С этими словами она поднялась со стула и начала ходить по комнате взад и вперед, нервно теребя платок. Потом она остановилась перед ним.
— Вот это я и хотела тебе сказать. Виновата только я одна.
Он не отвечал. Он молча протянул руки и взял ее за руку.
— Шарлотта, — сказал он очень тихо и кротко, — подумай только, как часто вели мы с тобой беседу в этой комнате, за этим столом. Здесь мы спорили и бранились, здесь пережили и немало светлых мгновений. А сейчас мы здесь с тобой в последний раз.
Она молча стояла возле него, не понимая, что с ним сделалось. Он сидел и гладил ее руку, он говорил с ней так ласково, как не говорил уже целую вечность.
— Ты всегда была великодушна ко мне, Шарлотта, всегда хотела помочь мне. На свете нет человека благороднее тебя.
Она онемела от удивления и не в силах была даже возразить ему.
— Я же не ценил твоего благородства, Шарлотта. Не хотел понять его. И все же ты пришла сегодня и хочешь взять вину на себя.
— Так ведь это правда, — сказала она.
— Нет, Шарлотта, это неправда. Не говори больше ничего. Это все моя самонадеянность, моя жестокость. Ты желала мне только добра.
Он наклонил голову к столу и заплакал. Он не выпускал ее руки из своей, и она чувствовала, как его слезы капают ей на руку.
— Шарлотта, — сказал он, — я чувствую себя убийцей. Мне не на что более надеяться.
Свободной рукой она погладила его волосы, но опять ничего не сказала.
— В Карлстаде мне ужас как дурно сделалось, Шарлотта. Я словно обезумел. По дороге домой я пытался оправдаться перед самим собой.
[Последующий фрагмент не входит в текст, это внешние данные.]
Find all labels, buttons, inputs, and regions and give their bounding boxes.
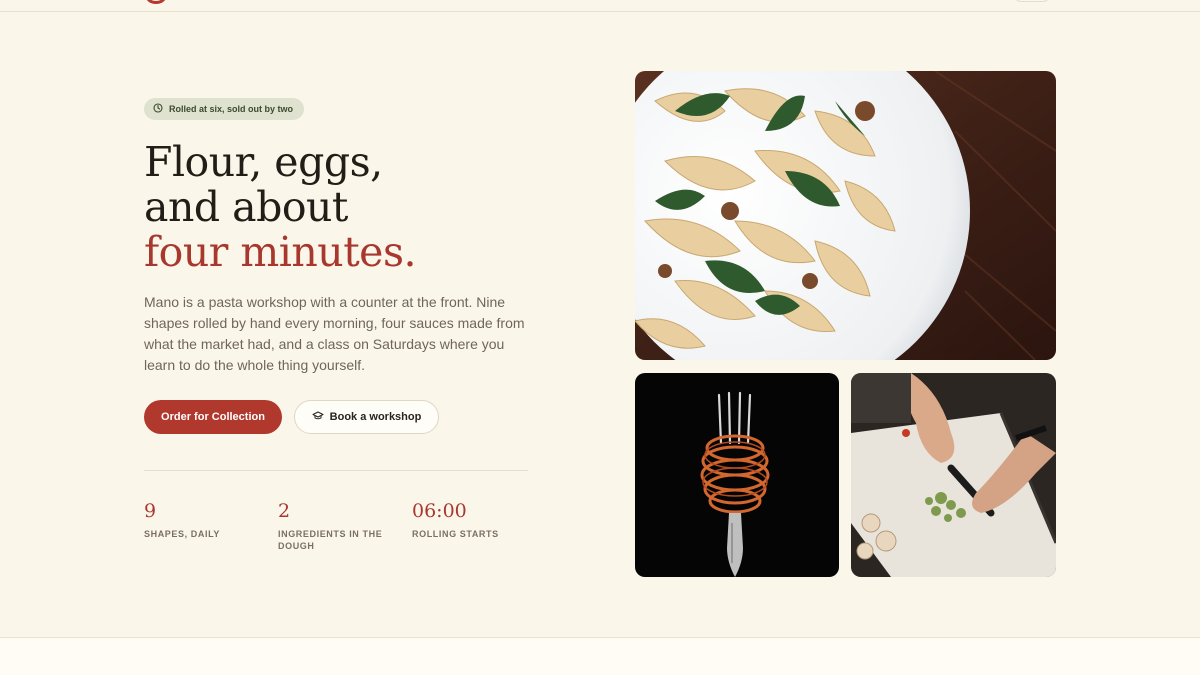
stat-value: 9	[144, 500, 157, 522]
stat-value: 2	[278, 500, 291, 522]
stats-divider	[144, 470, 528, 471]
spaghetti-fork-photo	[635, 373, 839, 577]
hours-badge-text: Rolled at six, sold out by two	[169, 104, 294, 114]
headline-line-1: Flour, eggs,	[144, 138, 383, 186]
stat-ingredients: 2 INGREDIENTS IN THE DOUGH	[278, 500, 398, 552]
hero-intro: Mano is a pasta workshop with a counter …	[144, 294, 525, 373]
logo-mark[interactable]	[146, 0, 166, 4]
graduation-cap-icon	[312, 410, 324, 425]
stat-label: SHAPES, DAILY	[144, 529, 220, 539]
stat-shapes: 9 SHAPES, DAILY	[144, 500, 264, 540]
chopping-herbs-photo	[851, 373, 1056, 577]
headline-line-2: and about	[144, 183, 348, 231]
pasta-plate-photo	[635, 71, 1056, 360]
nav-menu-button[interactable]	[1014, 0, 1050, 2]
headline-line-3: four minutes.	[144, 228, 417, 276]
stat-rolling-starts: 06:00 ROLLING STARTS	[412, 500, 532, 540]
stat-value: 06:00	[412, 500, 467, 522]
book-workshop-button[interactable]: Book a workshop	[294, 400, 439, 434]
clock-icon	[153, 103, 163, 115]
next-section-band	[0, 637, 1200, 675]
stat-label: INGREDIENTS IN THE DOUGH	[278, 529, 383, 551]
order-for-collection-button[interactable]: Order for Collection	[144, 400, 282, 434]
top-nav-bar	[0, 0, 1200, 12]
hours-badge: Rolled at six, sold out by two	[144, 98, 305, 120]
stat-label: ROLLING STARTS	[412, 529, 499, 539]
hero-headline: Flour, eggs, and about four minutes.	[144, 140, 584, 275]
book-workshop-label: Book a workshop	[329, 411, 422, 423]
Но теперь я понимаю, что это бесполезно. Я должен за все держать ответ.
— Карл-Артур, — сказала Шарлотта. — Как это было? Как все это случилось? Я ведь знаю о том только от капитана Хаммарберга.
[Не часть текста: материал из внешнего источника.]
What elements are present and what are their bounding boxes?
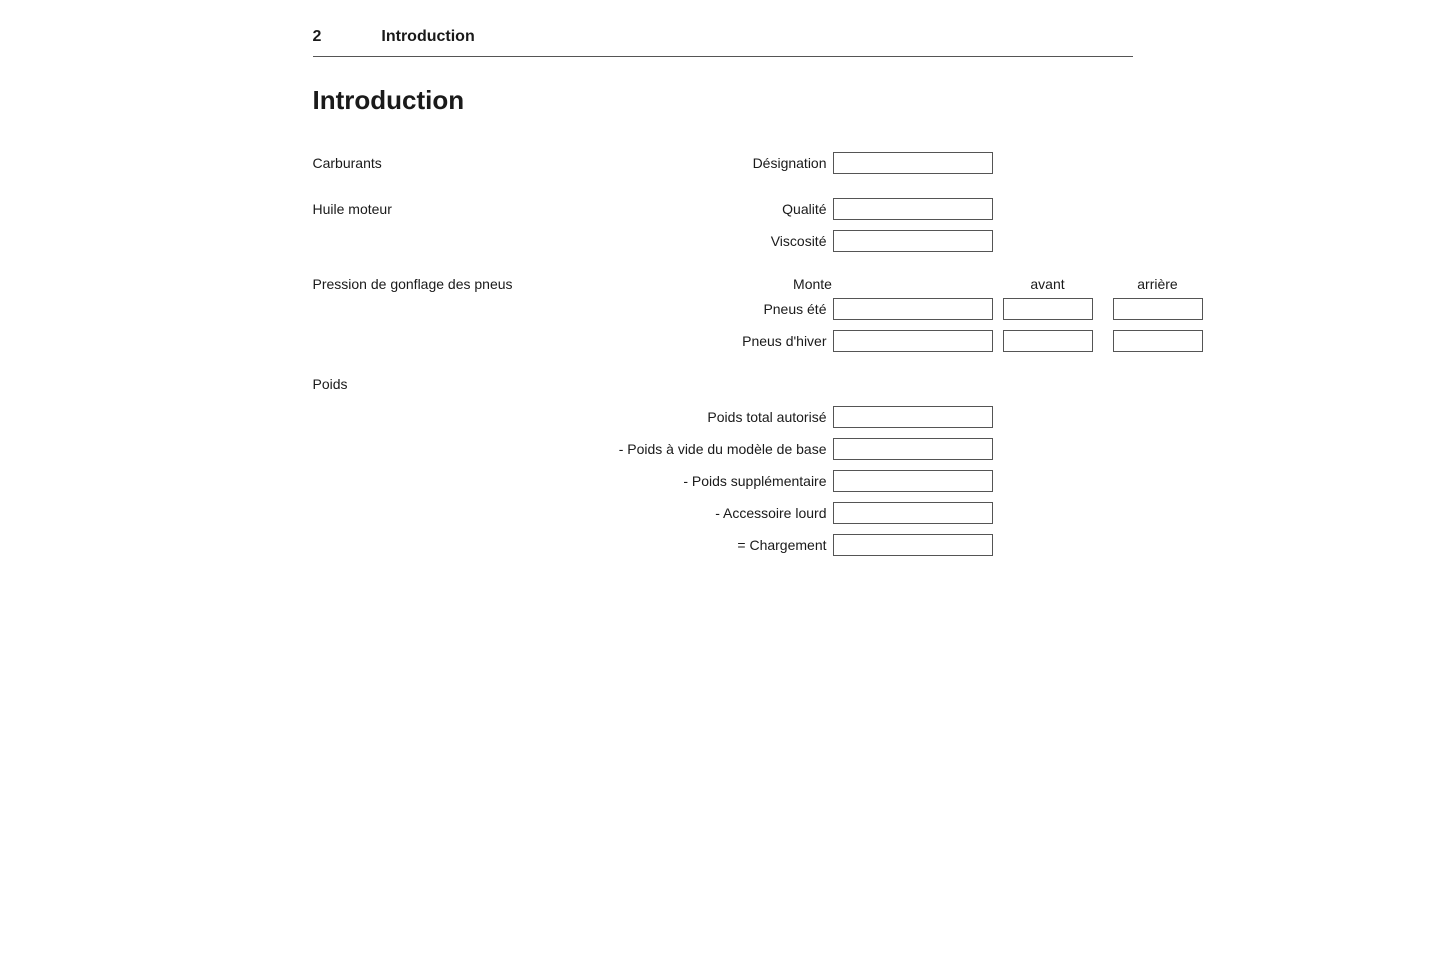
huile-viscosite-row: Viscosité xyxy=(313,230,1133,252)
viscosite-label: Viscosité xyxy=(633,233,833,249)
tyre-col-avant-label: avant xyxy=(993,276,1103,292)
tyre-col-monte-label: Monte xyxy=(633,276,993,292)
header-bar: 2 Introduction xyxy=(313,28,1133,57)
poids-section: Poids Poids total autorisé - Poids à vid… xyxy=(313,376,1133,556)
header-title-text: Introduction xyxy=(381,28,474,46)
carburants-designation-row: Carburants Désignation xyxy=(313,152,1133,174)
carburants-label: Carburants xyxy=(313,155,633,171)
pneus-hiver-arriere-cell xyxy=(1103,330,1213,352)
header-number: 2 xyxy=(313,28,322,46)
pneus-ete-row: Pneus été xyxy=(313,298,1133,320)
poids-vide-label: - Poids à vide du modèle de base xyxy=(313,441,833,457)
pneus-ete-avant-input[interactable] xyxy=(1003,298,1093,320)
poids-vide-row: - Poids à vide du modèle de base xyxy=(313,438,1133,460)
poids-supp-row: - Poids supplémentaire xyxy=(313,470,1133,492)
tyre-pression-label: Pression de gonflage des pneus xyxy=(313,276,633,292)
pneus-ete-arriere-cell xyxy=(1103,298,1213,320)
pneus-hiver-monte-input[interactable] xyxy=(833,330,993,352)
poids-total-row: Poids total autorisé xyxy=(313,406,1133,428)
page-title: Introduction xyxy=(313,85,1133,116)
tyre-header-row: Pression de gonflage des pneus Monte ava… xyxy=(313,276,1133,292)
poids-total-label: Poids total autorisé xyxy=(313,409,833,425)
tyre-col-arriere-label: arrière xyxy=(1103,276,1213,292)
poids-supp-label: - Poids supplémentaire xyxy=(313,473,833,489)
pneus-hiver-avant-input[interactable] xyxy=(1003,330,1093,352)
page-container: 2 Introduction Introduction Carburants D… xyxy=(273,0,1173,640)
designation-label: Désignation xyxy=(633,155,833,171)
huile-qualite-row: Huile moteur Qualité xyxy=(313,198,1133,220)
pneus-hiver-monte-cell: Pneus d'hiver xyxy=(633,330,993,352)
pression-pneus-section: Pression de gonflage des pneus Monte ava… xyxy=(313,276,1133,352)
pneus-ete-monte-cell: Pneus été xyxy=(633,298,993,320)
chargement-input[interactable] xyxy=(833,534,993,556)
accessoire-lourd-row: - Accessoire lourd xyxy=(313,502,1133,524)
huile-moteur-section: Huile moteur Qualité Viscosité xyxy=(313,198,1133,252)
accessoire-lourd-input[interactable] xyxy=(833,502,993,524)
poids-total-input[interactable] xyxy=(833,406,993,428)
designation-input[interactable] xyxy=(833,152,993,174)
carburants-section: Carburants Désignation xyxy=(313,152,1133,174)
huile-moteur-label: Huile moteur xyxy=(313,201,633,217)
viscosite-input[interactable] xyxy=(833,230,993,252)
poids-label: Poids xyxy=(313,376,1133,392)
chargement-row: = Chargement xyxy=(313,534,1133,556)
poids-vide-input[interactable] xyxy=(833,438,993,460)
accessoire-lourd-label: - Accessoire lourd xyxy=(313,505,833,521)
pneus-ete-arriere-input[interactable] xyxy=(1113,298,1203,320)
qualite-input[interactable] xyxy=(833,198,993,220)
qualite-label: Qualité xyxy=(633,201,833,217)
pneus-ete-monte-input[interactable] xyxy=(833,298,993,320)
chargement-label: = Chargement xyxy=(313,537,833,553)
poids-supp-input[interactable] xyxy=(833,470,993,492)
pneus-hiver-arriere-input[interactable] xyxy=(1113,330,1203,352)
pneus-hiver-avant-cell xyxy=(993,330,1103,352)
pneus-ete-avant-cell xyxy=(993,298,1103,320)
pneus-ete-label: Pneus été xyxy=(763,301,826,317)
pneus-hiver-label: Pneus d'hiver xyxy=(742,333,826,349)
pneus-hiver-row: Pneus d'hiver xyxy=(313,330,1133,352)
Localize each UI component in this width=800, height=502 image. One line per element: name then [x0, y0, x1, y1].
Карл-Артур не помнил, чтобы Шарлотта когда-нибудь говорила с ним так ласково, по-матерински. Он не смог противиться ей и тотчас же принялся рассказывать. Казалось, ему доставляло облегчение говорить все как есть, ничего не утаивая и не смягчая.
— Шарлотта, — сказал он наконец, — что могло столь жестоко ослепить меня? Что ввело меня в подобное заблуждение?
Она не ответила. Но доброта ее сердца окутала его, уняла жгучую боль его ран. Ни один из них не подумал, как удивительно было то, что так откровенно они никогда прежде не говорили. Они даже не смели шевельнуться — он все время сидел неподвижно у стола, она стояла, склонясь над ним. О чем они только не говорили! Под конец он спросил ее, не думает ли она, что ему нельзя более оставаться священником.
— Неужто тебе не все равно, что станет говорить капитан Хаммарберг!
— Я вовсе не думаю о капитане, Шарлотта. Просто я чувствую себя таким жалким и ничтожным. Ты не можешь даже вообразить себе, каково мне теперь.